SJS wrote:
begin  quoting Darren New as of Mon, Sep 29, 2008 at 05:48:36PM -0700:
[snip]
Loose coupling: "Tell someone to go do something. Check with them later to see if they finished it."

That's not at ALL what I think of when I think of loose coupling.

No, because you're thinking of it in CS terms, and I'm being a little sloppier than I ought to. The point is that it's not at all difficult to describe intuitively what "loose coupling" is. There are examples all over.

Parallelism: "Tell several people to go do work. Tell them to come back when they're done."

Better, but it's not the telling that's key.

No, it's the people doing the work in parallel. (OK, I should have said "do different pieces of work.") Anyone who has been in school or at work knows what loose coupling and parallel execution are.

Well, yes.

That's all I was saying. Parallelism and loose coupling are only hard in the world of computer science, and only in detail.

Making one program run on parallel machines is hard, and making lots of different programs run on parallel machines is so easy nobody even considers it something unobvious. I run Word, you run Excel, both at the same time. Wow, parallel execution! You have six truckloads of pumpkins and three trucks. How do you most quickly move the pumpkins across country?

Loose coupling? Television stations and televisions. Cars and gasoline companies. What makes this work? Well-defined interface. What is loose coupling on a computer? Both Word and Excel will print to either my HP printer or my Canon printer. End of lesson two.

Pretty intuitive.

Now, I'll grant you that designing those interfaces is non-trivial and often unintuitive. But I'll also suggest that covering that before you cover the basics of how *one* program works on *one* computer that *does* work right isn't going to teach folks much. Just like I suspect teaching someone how to calculate material delivery schedules to the Big Dig isn't going to teach people much before they learn that concrete needs rebar.

I'll tell you something else that's pretty intuitive: fault tolerance. How do you get at least four truckloads of those pumpkins across the country without spoiling if there are traffic jams? Did it take a lot of time to figure out you can send different trucks on different routes? Does anybody know why there's a thing called an "emergency brake" in your car?

It's the details that kill you, and you're not going to be able to teach the details of a distributed, fault-tolerant parallel system before you know how one program works.

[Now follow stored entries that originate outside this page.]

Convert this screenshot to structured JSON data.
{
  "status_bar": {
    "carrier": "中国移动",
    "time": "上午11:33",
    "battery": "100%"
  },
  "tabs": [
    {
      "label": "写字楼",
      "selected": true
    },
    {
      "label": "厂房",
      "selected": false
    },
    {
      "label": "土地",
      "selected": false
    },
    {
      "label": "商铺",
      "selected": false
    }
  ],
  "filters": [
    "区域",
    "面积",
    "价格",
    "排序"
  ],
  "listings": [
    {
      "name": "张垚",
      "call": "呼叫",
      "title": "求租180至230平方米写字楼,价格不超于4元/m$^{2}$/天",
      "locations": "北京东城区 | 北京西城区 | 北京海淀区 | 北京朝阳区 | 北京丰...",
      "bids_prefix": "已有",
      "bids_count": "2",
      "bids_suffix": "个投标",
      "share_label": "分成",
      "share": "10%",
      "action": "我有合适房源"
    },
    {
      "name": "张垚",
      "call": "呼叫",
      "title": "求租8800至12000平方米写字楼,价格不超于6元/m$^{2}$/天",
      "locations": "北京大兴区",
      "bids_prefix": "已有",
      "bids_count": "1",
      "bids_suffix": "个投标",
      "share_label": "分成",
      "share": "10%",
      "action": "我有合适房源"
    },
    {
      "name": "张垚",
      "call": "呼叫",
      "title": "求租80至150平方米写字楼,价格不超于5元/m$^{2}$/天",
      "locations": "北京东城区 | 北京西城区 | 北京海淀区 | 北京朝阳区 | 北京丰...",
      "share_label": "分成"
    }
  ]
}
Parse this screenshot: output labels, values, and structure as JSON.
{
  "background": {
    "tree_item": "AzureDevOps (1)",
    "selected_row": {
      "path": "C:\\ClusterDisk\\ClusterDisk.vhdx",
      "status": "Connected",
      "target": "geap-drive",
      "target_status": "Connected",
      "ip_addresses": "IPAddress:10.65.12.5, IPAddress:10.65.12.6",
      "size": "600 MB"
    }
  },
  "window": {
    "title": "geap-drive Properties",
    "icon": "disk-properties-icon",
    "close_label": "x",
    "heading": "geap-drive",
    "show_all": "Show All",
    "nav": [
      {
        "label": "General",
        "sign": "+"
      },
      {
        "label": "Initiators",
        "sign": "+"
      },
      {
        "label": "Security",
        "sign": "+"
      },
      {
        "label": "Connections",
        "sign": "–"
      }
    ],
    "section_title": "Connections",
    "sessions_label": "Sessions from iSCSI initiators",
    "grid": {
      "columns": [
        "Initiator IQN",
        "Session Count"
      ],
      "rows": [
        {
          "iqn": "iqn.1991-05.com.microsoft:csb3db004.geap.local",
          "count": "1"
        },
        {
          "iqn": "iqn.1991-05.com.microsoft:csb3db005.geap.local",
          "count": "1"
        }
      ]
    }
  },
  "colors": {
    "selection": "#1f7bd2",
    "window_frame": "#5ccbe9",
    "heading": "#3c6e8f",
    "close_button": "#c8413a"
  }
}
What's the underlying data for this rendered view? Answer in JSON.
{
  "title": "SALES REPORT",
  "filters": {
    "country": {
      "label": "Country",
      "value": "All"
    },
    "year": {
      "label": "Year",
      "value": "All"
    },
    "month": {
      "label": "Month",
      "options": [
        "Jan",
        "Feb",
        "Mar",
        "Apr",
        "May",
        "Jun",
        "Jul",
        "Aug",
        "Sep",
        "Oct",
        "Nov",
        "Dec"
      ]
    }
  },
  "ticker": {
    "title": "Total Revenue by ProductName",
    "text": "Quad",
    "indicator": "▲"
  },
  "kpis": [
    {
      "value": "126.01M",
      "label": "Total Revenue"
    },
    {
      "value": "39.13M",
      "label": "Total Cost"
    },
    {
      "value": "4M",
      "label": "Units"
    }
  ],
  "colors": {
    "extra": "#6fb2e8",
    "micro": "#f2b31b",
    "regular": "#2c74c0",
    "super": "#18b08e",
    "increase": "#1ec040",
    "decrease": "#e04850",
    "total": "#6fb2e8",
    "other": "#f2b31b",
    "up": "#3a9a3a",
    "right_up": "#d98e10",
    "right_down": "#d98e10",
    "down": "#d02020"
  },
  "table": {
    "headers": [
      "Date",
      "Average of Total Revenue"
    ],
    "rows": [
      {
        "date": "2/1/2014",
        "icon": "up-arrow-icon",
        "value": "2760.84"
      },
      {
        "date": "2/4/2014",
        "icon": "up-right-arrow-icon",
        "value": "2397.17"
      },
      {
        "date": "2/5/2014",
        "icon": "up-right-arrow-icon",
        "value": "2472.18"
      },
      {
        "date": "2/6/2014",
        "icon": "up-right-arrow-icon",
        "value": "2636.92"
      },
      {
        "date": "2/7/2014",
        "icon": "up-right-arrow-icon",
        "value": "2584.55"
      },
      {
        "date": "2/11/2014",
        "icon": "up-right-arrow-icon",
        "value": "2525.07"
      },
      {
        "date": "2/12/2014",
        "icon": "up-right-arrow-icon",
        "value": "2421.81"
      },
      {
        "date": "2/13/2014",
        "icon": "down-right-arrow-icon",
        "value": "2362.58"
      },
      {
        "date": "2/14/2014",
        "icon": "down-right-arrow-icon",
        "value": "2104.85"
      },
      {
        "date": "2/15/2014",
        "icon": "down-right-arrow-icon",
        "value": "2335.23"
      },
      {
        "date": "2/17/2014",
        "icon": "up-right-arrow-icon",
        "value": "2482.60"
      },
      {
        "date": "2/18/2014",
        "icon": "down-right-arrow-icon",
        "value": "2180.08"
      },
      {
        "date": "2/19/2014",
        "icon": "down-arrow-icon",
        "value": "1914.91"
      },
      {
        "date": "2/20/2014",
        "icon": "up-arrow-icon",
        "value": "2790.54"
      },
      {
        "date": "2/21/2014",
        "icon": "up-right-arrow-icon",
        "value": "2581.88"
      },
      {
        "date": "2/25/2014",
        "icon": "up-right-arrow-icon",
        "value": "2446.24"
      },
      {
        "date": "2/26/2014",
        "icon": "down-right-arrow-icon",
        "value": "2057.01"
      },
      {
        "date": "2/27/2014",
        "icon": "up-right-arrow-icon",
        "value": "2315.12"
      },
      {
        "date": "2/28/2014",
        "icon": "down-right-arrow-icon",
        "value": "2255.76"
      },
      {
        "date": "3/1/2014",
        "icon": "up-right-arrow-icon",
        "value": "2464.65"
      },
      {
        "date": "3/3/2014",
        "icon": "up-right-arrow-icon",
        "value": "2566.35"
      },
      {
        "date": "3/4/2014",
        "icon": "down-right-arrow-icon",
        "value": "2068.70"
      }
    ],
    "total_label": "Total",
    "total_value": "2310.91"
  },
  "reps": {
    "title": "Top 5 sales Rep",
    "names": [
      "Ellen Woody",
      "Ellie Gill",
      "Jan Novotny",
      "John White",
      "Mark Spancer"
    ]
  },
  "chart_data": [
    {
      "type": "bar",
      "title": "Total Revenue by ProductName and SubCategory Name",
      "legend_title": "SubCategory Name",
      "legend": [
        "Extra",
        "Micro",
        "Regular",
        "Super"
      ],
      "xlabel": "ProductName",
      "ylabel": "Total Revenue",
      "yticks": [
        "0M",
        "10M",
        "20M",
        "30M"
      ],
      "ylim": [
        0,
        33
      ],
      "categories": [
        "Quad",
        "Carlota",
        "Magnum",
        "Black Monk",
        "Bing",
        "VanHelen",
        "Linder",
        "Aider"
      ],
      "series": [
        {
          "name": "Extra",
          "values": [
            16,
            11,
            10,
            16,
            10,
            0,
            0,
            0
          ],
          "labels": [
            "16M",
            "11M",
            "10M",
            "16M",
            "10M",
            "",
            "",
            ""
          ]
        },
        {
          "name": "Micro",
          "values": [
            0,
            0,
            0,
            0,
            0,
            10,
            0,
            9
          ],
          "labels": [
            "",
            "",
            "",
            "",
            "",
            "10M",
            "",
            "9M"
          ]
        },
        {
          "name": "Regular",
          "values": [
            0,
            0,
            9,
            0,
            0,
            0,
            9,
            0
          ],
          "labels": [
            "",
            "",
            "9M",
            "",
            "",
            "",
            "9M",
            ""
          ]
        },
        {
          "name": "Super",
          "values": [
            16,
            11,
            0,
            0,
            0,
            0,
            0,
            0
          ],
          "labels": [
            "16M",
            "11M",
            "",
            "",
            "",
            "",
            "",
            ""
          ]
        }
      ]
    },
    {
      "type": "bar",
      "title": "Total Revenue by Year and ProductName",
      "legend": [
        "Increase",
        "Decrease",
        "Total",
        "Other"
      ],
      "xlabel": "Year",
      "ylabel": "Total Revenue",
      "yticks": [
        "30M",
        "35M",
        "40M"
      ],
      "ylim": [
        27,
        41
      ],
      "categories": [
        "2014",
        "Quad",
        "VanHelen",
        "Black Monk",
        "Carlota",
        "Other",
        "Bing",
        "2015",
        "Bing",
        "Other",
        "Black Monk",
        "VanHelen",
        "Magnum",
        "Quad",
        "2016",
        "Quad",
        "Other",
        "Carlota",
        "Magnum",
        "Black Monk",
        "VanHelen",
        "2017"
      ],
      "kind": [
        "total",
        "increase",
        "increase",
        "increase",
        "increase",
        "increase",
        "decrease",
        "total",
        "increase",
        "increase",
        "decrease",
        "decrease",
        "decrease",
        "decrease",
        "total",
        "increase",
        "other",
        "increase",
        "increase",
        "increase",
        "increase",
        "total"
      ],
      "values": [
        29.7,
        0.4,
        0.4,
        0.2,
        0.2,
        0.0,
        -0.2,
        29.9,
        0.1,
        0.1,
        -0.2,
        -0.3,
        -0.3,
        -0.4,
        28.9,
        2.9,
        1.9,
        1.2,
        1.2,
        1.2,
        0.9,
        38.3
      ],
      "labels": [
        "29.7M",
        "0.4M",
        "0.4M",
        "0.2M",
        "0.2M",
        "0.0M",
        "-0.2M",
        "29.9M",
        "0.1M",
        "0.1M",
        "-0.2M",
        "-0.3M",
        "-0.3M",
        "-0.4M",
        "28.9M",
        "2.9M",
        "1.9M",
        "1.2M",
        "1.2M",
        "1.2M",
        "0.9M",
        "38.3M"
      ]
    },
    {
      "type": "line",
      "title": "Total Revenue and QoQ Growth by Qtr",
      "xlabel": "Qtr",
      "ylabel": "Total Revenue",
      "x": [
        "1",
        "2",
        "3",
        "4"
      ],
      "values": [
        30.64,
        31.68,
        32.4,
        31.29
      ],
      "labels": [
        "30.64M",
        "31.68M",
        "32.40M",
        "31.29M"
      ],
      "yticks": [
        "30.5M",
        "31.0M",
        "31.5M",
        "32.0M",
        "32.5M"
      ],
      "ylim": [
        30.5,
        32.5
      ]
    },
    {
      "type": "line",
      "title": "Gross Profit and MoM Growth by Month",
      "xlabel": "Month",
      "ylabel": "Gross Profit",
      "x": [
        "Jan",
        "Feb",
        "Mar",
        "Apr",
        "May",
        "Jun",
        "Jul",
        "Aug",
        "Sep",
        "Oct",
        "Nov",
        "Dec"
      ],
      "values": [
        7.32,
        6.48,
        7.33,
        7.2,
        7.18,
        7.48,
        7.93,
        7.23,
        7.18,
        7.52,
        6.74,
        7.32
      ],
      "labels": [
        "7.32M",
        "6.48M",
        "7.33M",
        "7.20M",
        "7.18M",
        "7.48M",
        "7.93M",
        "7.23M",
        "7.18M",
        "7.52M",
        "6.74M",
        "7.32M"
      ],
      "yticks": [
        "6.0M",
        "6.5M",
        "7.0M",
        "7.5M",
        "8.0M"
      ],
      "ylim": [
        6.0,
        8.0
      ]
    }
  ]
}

Heck, even Google gets it wrong. I read about the Map/Reduce stuff, and how they'd run the map part on the same machine that's hosting the block of data that it's mapping over, so it didn't have to go over the network. And I thought "Wow, that's clever. I probably wouldn't have thought of that at first." Then I read the history of the program, and they were running it like six or nine months before they released the version that did that, and I thought "Good, I'm not *too* stupid."